There hasn’t been a movie this purely gorgeous to look at since Baz Luhrmann’s Moulin Rouge! graced theater screens nearly three years ago.
Indeed, the specter of Luhrmann’s film hangs heavy over P.J. Hogan’s version of Peter Pan, and in more than just looks. Even Hogan’s depiction of Tinker Bell (Ludivine Sagnier, Swimming Pool) is remarkably similar to Kylie Minogue’s Green Fairy in Luhrmann’s film, while the entire production is hugely oversized, deliberately unreal and, yes, an unqualified delight. And while Hogan’s editing is less aggressive and he has a greater tendency to utilize colored lighting, the feel is, in fact, very similar.

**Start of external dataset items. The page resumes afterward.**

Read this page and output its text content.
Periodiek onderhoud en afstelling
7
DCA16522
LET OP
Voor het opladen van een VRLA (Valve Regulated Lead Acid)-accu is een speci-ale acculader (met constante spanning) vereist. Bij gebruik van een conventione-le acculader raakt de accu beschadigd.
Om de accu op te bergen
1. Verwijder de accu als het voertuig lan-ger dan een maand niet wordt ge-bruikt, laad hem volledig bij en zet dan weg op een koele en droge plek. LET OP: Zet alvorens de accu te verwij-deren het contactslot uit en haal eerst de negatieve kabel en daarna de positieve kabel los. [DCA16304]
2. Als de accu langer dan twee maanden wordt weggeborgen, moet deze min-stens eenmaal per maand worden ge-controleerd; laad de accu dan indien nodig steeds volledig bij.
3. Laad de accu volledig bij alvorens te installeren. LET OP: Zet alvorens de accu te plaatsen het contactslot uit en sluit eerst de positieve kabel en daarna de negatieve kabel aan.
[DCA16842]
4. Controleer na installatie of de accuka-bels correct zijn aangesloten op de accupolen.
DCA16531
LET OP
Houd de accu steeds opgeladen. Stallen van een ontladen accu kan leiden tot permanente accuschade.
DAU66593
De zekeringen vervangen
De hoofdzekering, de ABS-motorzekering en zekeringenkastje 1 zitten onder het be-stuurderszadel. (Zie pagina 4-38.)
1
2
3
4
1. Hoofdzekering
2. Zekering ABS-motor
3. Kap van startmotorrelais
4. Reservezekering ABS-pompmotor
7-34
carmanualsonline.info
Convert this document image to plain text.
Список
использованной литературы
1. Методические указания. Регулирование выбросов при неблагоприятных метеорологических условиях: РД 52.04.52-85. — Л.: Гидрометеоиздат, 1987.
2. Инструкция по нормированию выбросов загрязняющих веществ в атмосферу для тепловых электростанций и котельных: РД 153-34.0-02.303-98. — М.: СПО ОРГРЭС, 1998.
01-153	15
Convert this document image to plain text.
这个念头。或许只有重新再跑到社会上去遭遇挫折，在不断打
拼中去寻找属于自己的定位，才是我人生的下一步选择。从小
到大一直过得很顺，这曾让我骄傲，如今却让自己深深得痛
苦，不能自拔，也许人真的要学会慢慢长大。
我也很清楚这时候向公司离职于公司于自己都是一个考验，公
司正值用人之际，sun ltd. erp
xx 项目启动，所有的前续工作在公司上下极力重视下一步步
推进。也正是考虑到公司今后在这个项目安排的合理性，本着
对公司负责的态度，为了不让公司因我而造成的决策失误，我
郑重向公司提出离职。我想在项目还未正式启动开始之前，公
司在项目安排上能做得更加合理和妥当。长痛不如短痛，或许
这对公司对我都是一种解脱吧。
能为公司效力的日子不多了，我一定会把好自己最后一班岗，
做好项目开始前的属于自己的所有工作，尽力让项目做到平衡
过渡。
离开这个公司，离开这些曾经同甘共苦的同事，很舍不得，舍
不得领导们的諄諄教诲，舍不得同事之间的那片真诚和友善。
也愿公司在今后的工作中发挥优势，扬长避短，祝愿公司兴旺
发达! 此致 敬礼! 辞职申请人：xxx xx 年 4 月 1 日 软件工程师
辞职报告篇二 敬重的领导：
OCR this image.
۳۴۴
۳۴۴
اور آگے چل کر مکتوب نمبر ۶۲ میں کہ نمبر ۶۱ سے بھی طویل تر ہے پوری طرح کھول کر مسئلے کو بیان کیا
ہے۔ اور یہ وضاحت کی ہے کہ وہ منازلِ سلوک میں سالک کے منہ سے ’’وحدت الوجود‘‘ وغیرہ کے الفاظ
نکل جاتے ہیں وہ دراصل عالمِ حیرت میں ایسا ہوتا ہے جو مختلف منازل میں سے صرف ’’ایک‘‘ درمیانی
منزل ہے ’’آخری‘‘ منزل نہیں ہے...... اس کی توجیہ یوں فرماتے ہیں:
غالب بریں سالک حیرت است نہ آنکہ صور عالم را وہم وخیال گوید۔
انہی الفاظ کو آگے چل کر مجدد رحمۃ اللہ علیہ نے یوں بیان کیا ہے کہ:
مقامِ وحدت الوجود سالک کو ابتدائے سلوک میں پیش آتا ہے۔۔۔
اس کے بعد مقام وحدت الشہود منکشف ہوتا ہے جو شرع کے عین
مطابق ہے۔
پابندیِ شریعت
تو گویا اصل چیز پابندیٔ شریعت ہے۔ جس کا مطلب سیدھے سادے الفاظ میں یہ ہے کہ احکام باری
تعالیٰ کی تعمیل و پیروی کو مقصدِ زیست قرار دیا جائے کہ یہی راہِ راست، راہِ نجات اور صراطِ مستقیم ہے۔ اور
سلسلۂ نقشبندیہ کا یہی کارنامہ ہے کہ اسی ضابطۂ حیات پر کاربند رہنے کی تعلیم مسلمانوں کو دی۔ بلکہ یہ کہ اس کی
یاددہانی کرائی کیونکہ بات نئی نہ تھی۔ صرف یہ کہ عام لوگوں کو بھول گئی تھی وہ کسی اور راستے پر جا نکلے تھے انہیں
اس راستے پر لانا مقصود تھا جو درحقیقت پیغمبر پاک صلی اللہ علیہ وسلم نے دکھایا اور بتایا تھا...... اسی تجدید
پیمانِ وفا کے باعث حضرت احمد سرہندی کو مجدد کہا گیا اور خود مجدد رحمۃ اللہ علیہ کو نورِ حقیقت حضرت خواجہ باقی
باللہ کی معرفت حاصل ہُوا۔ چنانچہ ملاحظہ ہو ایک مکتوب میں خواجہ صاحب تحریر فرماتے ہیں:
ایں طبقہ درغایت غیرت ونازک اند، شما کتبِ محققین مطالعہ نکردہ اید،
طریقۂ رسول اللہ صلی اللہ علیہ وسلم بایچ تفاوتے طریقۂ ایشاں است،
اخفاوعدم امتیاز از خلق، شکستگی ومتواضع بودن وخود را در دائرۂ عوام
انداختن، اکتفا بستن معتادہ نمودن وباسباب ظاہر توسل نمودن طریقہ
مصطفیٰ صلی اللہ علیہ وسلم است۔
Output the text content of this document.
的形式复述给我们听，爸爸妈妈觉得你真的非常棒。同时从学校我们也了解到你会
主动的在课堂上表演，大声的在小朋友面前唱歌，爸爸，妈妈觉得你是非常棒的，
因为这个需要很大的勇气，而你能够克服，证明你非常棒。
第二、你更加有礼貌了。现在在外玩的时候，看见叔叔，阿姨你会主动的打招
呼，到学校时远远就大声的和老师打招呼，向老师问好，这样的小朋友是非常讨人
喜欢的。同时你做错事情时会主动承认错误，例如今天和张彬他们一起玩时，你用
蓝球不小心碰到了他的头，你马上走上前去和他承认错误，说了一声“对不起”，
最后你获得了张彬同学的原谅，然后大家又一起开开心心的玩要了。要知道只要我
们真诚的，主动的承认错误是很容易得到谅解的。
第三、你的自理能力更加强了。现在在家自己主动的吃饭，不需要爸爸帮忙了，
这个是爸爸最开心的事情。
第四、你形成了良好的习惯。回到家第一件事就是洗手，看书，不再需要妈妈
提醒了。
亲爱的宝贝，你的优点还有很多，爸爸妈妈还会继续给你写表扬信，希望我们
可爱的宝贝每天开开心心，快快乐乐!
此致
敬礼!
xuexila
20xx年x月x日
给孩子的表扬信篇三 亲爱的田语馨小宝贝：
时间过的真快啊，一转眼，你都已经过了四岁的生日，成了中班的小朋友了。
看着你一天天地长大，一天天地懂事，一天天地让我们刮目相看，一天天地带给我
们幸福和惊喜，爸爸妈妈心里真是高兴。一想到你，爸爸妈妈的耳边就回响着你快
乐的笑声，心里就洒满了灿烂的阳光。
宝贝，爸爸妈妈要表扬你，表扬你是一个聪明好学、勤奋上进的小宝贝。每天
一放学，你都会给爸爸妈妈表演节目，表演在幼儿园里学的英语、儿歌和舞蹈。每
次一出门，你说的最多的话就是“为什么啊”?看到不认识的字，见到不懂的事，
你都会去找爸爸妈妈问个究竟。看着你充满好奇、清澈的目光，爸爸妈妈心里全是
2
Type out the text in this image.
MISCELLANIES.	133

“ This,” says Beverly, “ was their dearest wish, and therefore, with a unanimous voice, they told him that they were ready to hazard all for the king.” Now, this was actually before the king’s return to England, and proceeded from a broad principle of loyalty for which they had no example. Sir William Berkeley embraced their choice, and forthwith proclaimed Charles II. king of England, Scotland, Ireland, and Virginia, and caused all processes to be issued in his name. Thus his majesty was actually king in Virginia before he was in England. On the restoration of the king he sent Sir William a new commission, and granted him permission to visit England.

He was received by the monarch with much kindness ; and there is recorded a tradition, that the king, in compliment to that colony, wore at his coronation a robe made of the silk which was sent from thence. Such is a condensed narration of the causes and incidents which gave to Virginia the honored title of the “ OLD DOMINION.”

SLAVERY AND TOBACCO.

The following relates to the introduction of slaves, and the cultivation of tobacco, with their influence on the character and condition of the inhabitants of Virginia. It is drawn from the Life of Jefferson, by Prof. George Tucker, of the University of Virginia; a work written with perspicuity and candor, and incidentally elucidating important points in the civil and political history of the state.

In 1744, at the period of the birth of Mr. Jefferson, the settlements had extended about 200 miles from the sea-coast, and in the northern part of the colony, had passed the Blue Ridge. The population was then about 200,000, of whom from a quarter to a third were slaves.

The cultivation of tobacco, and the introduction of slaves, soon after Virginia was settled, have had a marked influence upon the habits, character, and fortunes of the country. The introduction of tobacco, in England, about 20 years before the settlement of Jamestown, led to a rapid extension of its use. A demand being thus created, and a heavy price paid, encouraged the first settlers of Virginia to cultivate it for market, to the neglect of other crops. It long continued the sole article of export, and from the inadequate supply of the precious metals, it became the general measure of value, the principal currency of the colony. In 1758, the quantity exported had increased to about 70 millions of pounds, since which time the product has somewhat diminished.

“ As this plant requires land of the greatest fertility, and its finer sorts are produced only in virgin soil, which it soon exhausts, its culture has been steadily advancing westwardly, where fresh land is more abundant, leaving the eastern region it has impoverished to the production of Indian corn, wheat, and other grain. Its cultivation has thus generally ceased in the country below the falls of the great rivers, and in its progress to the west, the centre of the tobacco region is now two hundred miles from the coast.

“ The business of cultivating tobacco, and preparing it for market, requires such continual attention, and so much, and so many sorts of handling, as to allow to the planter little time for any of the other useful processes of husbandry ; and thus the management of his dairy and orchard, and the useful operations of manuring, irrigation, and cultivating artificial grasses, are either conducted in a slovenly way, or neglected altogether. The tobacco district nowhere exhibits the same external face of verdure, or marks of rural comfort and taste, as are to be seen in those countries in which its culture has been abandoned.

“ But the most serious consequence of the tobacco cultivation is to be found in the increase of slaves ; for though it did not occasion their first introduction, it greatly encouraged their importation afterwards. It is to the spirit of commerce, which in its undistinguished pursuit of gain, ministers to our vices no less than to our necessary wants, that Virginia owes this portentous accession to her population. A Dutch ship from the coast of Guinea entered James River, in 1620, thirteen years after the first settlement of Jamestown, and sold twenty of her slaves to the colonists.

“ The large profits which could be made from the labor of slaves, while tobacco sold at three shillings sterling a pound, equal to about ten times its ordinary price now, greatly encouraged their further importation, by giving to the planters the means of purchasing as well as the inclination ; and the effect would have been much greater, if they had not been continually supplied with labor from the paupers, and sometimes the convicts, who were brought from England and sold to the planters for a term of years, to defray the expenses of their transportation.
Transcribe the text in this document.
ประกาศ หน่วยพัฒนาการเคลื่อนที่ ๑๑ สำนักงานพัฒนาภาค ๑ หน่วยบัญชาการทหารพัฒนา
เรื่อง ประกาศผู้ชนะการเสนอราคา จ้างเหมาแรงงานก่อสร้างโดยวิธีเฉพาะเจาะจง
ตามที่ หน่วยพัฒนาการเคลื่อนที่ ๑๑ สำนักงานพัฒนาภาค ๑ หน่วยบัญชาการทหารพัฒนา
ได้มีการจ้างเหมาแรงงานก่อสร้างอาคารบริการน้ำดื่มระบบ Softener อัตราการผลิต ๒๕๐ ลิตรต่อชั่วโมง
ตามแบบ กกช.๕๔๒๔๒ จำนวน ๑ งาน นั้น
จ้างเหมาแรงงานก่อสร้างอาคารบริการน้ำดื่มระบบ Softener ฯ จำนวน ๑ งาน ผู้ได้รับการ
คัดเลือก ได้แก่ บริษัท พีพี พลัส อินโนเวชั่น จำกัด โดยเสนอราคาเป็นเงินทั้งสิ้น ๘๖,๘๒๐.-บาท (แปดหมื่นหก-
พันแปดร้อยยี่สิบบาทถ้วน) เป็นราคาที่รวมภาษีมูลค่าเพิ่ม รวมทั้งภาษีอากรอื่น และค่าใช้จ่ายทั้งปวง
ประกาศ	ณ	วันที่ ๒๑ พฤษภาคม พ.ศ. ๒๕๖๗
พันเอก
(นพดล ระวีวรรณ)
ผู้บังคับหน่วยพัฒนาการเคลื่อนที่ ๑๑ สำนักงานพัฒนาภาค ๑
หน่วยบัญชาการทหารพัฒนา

Put aside all reservations that might be lurking in your head regarding Steven Spielberg’s Hook or, God forbid, the disaster that was Roberto Benigni’s Pinocchio. Hogan’s film bears no relation to those inglorious attempts at putting childhood classics on the big screen. The new Peter Pan is, quite simply, one brilliant film — the kind where you think: Yes, this is what movies should be like!
There seems to me little point in recounting the history of Peter Pan; yet after reading one Internet critic who launched into Hogan’s film for failing to include the songs from the Mary Martin “original” — which that pundit seems to think was written for Martin by J.M. Barrie himself — some history may, in fact, be in order.
The character of Peter Pan — the “boy who never grew up” — was first mentioned in Barrie’s 1902 novel The Little White Bird, in which Peter is referred to by the main character during a walk he’s taking with a young boy in Kensington Gardens. Barrie’s play of Peter Pan debuted in 1904, but didn’t appear as the book Peter and Wendy until 1911. The genesis of the story — and its underlying meanings — can be traced back to tales Barrie told to the five sons of his friend Sylvia Llewelyn Davies. His attachment to her children was so strong that, upon Davies’ death, Barrie became the boys’ guardian (with somewhat questionable results — especially since two of them eventually committed suicide).
And while this may seem very much by the way, it helps explain much of the work’s subtext, and its ultimately rather tragic tone (as do such other peculiarities as Barrie’s heroine bearing the author’s own nickname, Wendy, and the fact that Barrie himself was unusually short, and thus could literally be said never to have grown-up). In the story’s various stage-and-screen incarnations, that subtext and tone have tended to be relegated to the background.
The darkness and sexuality evident in Hogan’s film, however, represents perhaps the first attempt — outside of biographical studies of Barrie, and literary criticism on his work — to integrate and examine those themes within the confines of the story itself. As a result, Hogan has made a film that is apt to slightly bother people who would prefer to keep their Peter Pan a wholly “safe” children’s entertainment — which it really never was. The movies merely chose to sidestep the darker aspects.
Moments in Hogan’s film — such as Tinker Bell’s jealousy-inspired duplicity in tricking the Lost Boys into shooting Wendy, the deaths of fairies when people don’t believe in them, and even some of the off-hand violence — don’t originate with the director, but with J.M. Barrie himself. That the Mary Martin musical and the Disney cartoon tended to soften them is another matter. Other elements merely accentuate Barrie’s own ideas — the sensuality of Peter, for instance, and Hook’s love-hate relationship with him.
Oddly, the most notable additions are the wonderful character of Aunt Millicent (the always marvelous Lynn Redgrave); a touching, last-moment adoption of a Lost Boy who is straight out of an early talkie Our Gang short, Small Talk; and plot devices lifted from the film of Mary Poppins. In other words, the additions are the “safest” things in the movie!
That said, Hogan’s film, while ultimately sad — what else can a tale of a boy who can’t grow up while the world and his friends change around him be? — is nothing if not deliciously magical. It skillfully takes the best from all versions of the story and enhances them. The sequence where Tinker Bell is brought back to life is a wonderful variant on the standard idea of “if you believe in fairies, clap your hands,” while images of Peter and the children on clouds while Hook’s cannonballs rip through their fluffy perch may originate with Disney, but look even more fantastic here.
All of the performances are excellent, especially Jeremy Sumpter and Rachel Hurd-Wood as Peter and Wendy, and Jason Isaacs in the traditional dual role of Captain Hook and Mr. Darling.
This is the perfect film to end a Christmas season that begin so splendidly with Love Actually. The only sad thing is that Peter Pan is doing only fair business at the box-office, while such execrable fare as Cheaper by the Dozen is selling out. Go out and correct that.
You’ll be sorry if you hold out for this one on DVD. It really deserves the big screen.